80/20 split, where the top 20% newest compounds are placed in the validation set to enchance the robustness of future predictions. Split was performed independently for each target.
Due to a heavy skew towards active compounds, a relatively low 40nM threshold was chosen.
Use of kernel density estimation for "auto-thresholding" was explored, but could not produce useful thresholds for most of the targets.
Trained a XGBoost model and a random forest model for each target independently using grid-search and 3-fold CV. The models were not trained with AR data since it is entirely active.
Contains datastructures and functions for data processing, model architecture, training routines, and visualization. Create a virtual-env and install package from within this repository root directory using pip install -e linkerology_multitask. "linkerology_multitask" would be replaced w/ the path to the package directory if not installing within the repo root. "-e" flag installs in editable mode so that changes can be made within the package and directly noticed by the virtual-env. Importing linkerology_multitask may require installation of additional packages to the virtual-env.
Module within linkerology_multitask for building ML numpy datasets from data in DATA/raw into DATA/processed.
Module within linkerology_multitask for machine learning model architecure using PyTorch. BinaryMultitask using Sigmoid output, MulticlassMultitask uses Softmax output (for binary classification), and RegMultitask uses nn.Linear (node:1) output for regression. BinaryMultitask is used for linkerology_multitask.ml_training.MultitaskTrainerBinary rather and MulticlassMultitask is not used.
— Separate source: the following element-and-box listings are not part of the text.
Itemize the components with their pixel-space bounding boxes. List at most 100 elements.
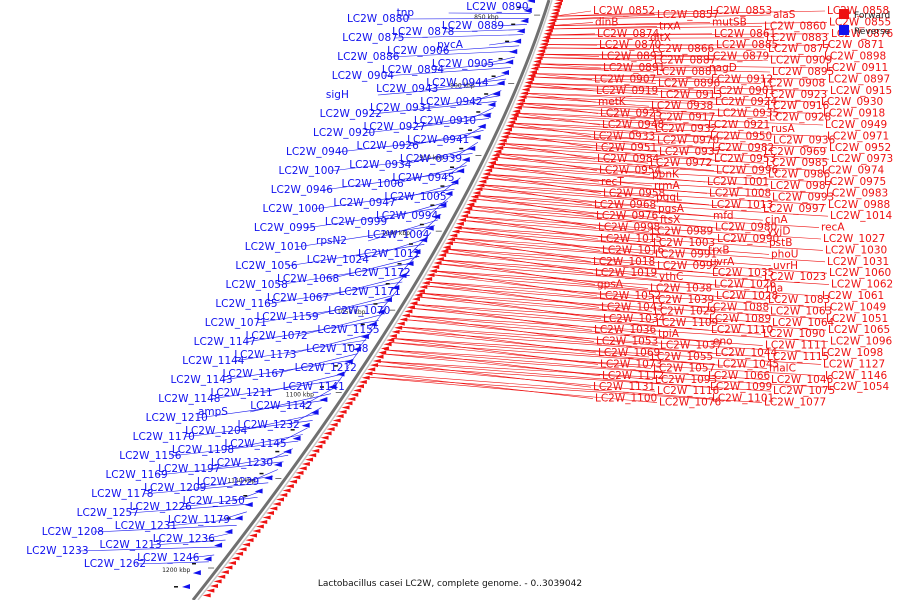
forward-gene-label[interactable]: LC2W_0950 (710, 130, 772, 142)
forward-gene-label[interactable]: gpsA (597, 279, 624, 291)
forward-gene-label[interactable]: LC2W_0895 (772, 66, 834, 78)
forward-gene-label[interactable]: LC2W_0919 (596, 85, 658, 97)
forward-gene-label[interactable]: phoU (771, 248, 798, 260)
forward-gene-label[interactable]: LC2W_0877 (768, 43, 830, 55)
reverse-gene-label[interactable]: LC2W_1171 (338, 286, 400, 298)
reverse-gene-label[interactable]: sigH (326, 89, 349, 101)
forward-gene-label[interactable]: recT (601, 176, 624, 188)
reverse-gene-label[interactable]: LC2W_1144 (182, 355, 245, 367)
reverse-gene-label[interactable]: rpsN2 (316, 235, 347, 247)
forward-gene-label[interactable]: mfd (713, 210, 734, 222)
reverse-gene-label[interactable]: LC2W_0886 (337, 51, 400, 63)
reverse-gene-label[interactable]: LC2W_1071 (205, 317, 267, 329)
forward-gene-label[interactable]: LC2W_0993 (772, 191, 834, 203)
forward-gene-label[interactable]: LC2W_1098 (821, 347, 883, 359)
forward-gene-label[interactable]: LC2W_0909 (770, 55, 832, 67)
reverse-gene-label[interactable]: LC2W_0880 (347, 13, 409, 25)
forward-gene-label[interactable]: LC2W_1027 (823, 233, 885, 245)
reverse-gene-label[interactable]: LC2W_0943 (376, 83, 438, 95)
reverse-gene-label[interactable]: LC2W_1141 (283, 381, 345, 393)
forward-gene-label[interactable]: LC2W_0853 (710, 5, 772, 17)
forward-gene-label[interactable]: LC2W_0897 (828, 73, 890, 85)
reverse-gene-label[interactable]: LC2W_1257 (77, 507, 139, 519)
forward-gene-label[interactable]: LC2W_0879 (707, 51, 769, 63)
forward-gene-label[interactable]: LC2W_1077 (764, 397, 826, 409)
forward-gene-label[interactable]: pgsA (658, 203, 685, 215)
forward-gene-label[interactable]: alaS (773, 9, 796, 21)
forward-gene-label[interactable]: LC2W_0975 (824, 176, 886, 188)
forward-gene-label[interactable]: LC2W_1127 (823, 358, 885, 370)
forward-gene-label[interactable]: LC2W_1096 (830, 336, 893, 348)
reverse-gene-label[interactable]: LC2W_1169 (105, 469, 167, 481)
reverse-gene-label[interactable]: LC2W_1058 (226, 279, 288, 291)
forward-gene-label[interactable]: LC2W_0983 (826, 187, 888, 199)
reverse-gene-label[interactable]: LC2W_1179 (168, 514, 230, 526)
forward-gene-label[interactable]: uvrH (773, 260, 798, 272)
forward-gene-label[interactable]: malC (769, 362, 796, 374)
reverse-gene-label[interactable]: LC2W_1010 (245, 241, 307, 253)
forward-gene-label[interactable]: LC2W_0997 (763, 203, 825, 215)
reverse-gene-label[interactable]: LC2W_1000 (262, 203, 324, 215)
forward-gene-label[interactable]: LC2W_1030 (825, 244, 887, 256)
forward-gene-label[interactable]: LC2W_1036 (594, 324, 657, 336)
reverse-gene-label[interactable]: LC2W_0920 (313, 127, 375, 139)
forward-gene-label[interactable]: uvrA (710, 256, 735, 268)
forward-gene-label[interactable]: LC2W_0933 (593, 130, 655, 142)
reverse-gene-label[interactable]: LC2W_1142 (250, 400, 312, 412)
forward-gene-label[interactable]: LC2W_1049 (824, 301, 886, 313)
reverse-gene-label[interactable]: LC2W_1078 (306, 343, 368, 355)
forward-gene-label[interactable]: LC2W_0918 (823, 108, 885, 120)
reverse-gene-label[interactable]: LC2W_0947 (333, 197, 395, 209)
reverse-gene-label[interactable]: LC2W_1233 (26, 545, 88, 557)
reverse-gene-label[interactable]: LC2W_1246 (137, 552, 200, 564)
reverse-gene-label[interactable]: LC2W_1172 (348, 267, 410, 279)
forward-gene-label[interactable]: pstB (769, 237, 792, 249)
forward-gene-label[interactable]: LC2W_0915 (830, 85, 892, 97)
forward-gene-label[interactable]: LC2W_1018 (593, 256, 655, 268)
forward-gene-label[interactable]: LC2W_1090 (763, 328, 825, 340)
forward-gene-label[interactable]: LC2W_1131 (593, 381, 655, 393)
forward-gene-label[interactable]: dinB (595, 16, 618, 28)
forward-gene-label[interactable]: LC2W_0973 (831, 153, 893, 165)
forward-gene-label[interactable]: LC2W_0921 (708, 119, 770, 131)
forward-gene-label[interactable]: LC2W_0974 (822, 165, 885, 177)
reverse-gene-label[interactable]: LC2W_1170 (133, 431, 195, 443)
reverse-gene-label[interactable]: LC2W_1208 (42, 526, 104, 538)
reverse-gene-label[interactable]: LC2W_1155 (317, 324, 379, 336)
forward-gene-label[interactable]: LC2W_0987 (770, 180, 832, 192)
forward-gene-label[interactable]: LC2W_0871 (822, 39, 884, 51)
forward-gene-label[interactable]: LC2W_1014 (830, 210, 893, 222)
forward-gene-label[interactable]: LC2W_0898 (824, 51, 886, 63)
forward-gene-label[interactable]: LC2W_1001 (707, 176, 769, 188)
forward-gene-label[interactable]: trxB (708, 244, 730, 256)
reverse-gene-label[interactable]: LC2W_1212 (295, 362, 357, 374)
reverse-gene-label[interactable]: LC2W_1024 (307, 254, 370, 266)
forward-gene-label[interactable]: LC2W_0951 (595, 142, 657, 154)
reverse-gene-label[interactable]: LC2W_1250 (183, 495, 245, 507)
forward-gene-label[interactable]: LC2W_0907 (594, 73, 656, 85)
reverse-gene-label[interactable]: LC2W_0890 (466, 1, 528, 13)
forward-gene-label[interactable]: LC2W_1054 (827, 381, 890, 393)
forward-gene-label[interactable]: ppnK (652, 169, 680, 181)
forward-gene-label[interactable]: LC2W_0971 (827, 130, 889, 142)
forward-gene-label[interactable]: LC2W_0976 (596, 210, 659, 222)
forward-gene-label[interactable]: LC2W_0988 (828, 199, 890, 211)
forward-gene-label[interactable]: tpiA (658, 328, 680, 340)
reverse-gene-label[interactable]: LC2W_0934 (349, 159, 412, 171)
forward-gene-label[interactable]: LC2W_0911 (826, 62, 888, 74)
forward-gene-label[interactable]: LC2W_1051 (826, 313, 888, 325)
forward-gene-label[interactable]: LC2W_1031 (827, 256, 889, 268)
forward-gene-label[interactable]: LC2W_1066 (708, 370, 771, 382)
forward-gene-label[interactable]: LC2W_1019 (595, 267, 657, 279)
forward-gene-label[interactable]: trxA (659, 20, 681, 32)
forward-gene-label[interactable]: LC2W_1061 (822, 290, 884, 302)
forward-gene-label[interactable]: LC2W_1062 (831, 279, 893, 291)
forward-gene-label[interactable]: LC2W_0952 (829, 142, 891, 154)
reverse-gene-label[interactable]: LC2W_0999 (325, 216, 387, 228)
reverse-gene-label[interactable]: LC2W_1226 (130, 501, 193, 513)
forward-gene-label[interactable]: LC2W_1065 (828, 324, 890, 336)
reverse-gene-label[interactable]: LC2W_1007 (279, 165, 341, 177)
forward-gene-label[interactable]: LC2W_1053 (596, 336, 658, 348)
reverse-gene-label[interactable]: LC2W_1148 (158, 393, 220, 405)
reverse-gene-label[interactable]: LC2W_0926 (357, 140, 420, 152)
Module within linkerology_multitask for training the machine learning models. MultitaskTrainerBinary and MultitaskTrainerReg inherit from _Trainer. Hyperparameters are modifiable here within their constructors (or as properties after instantiation). The trainers will track metrics such as: accuracy, F1, R squared over epochs. They will also save the models best weights by taking the minimum of the loss over epochs.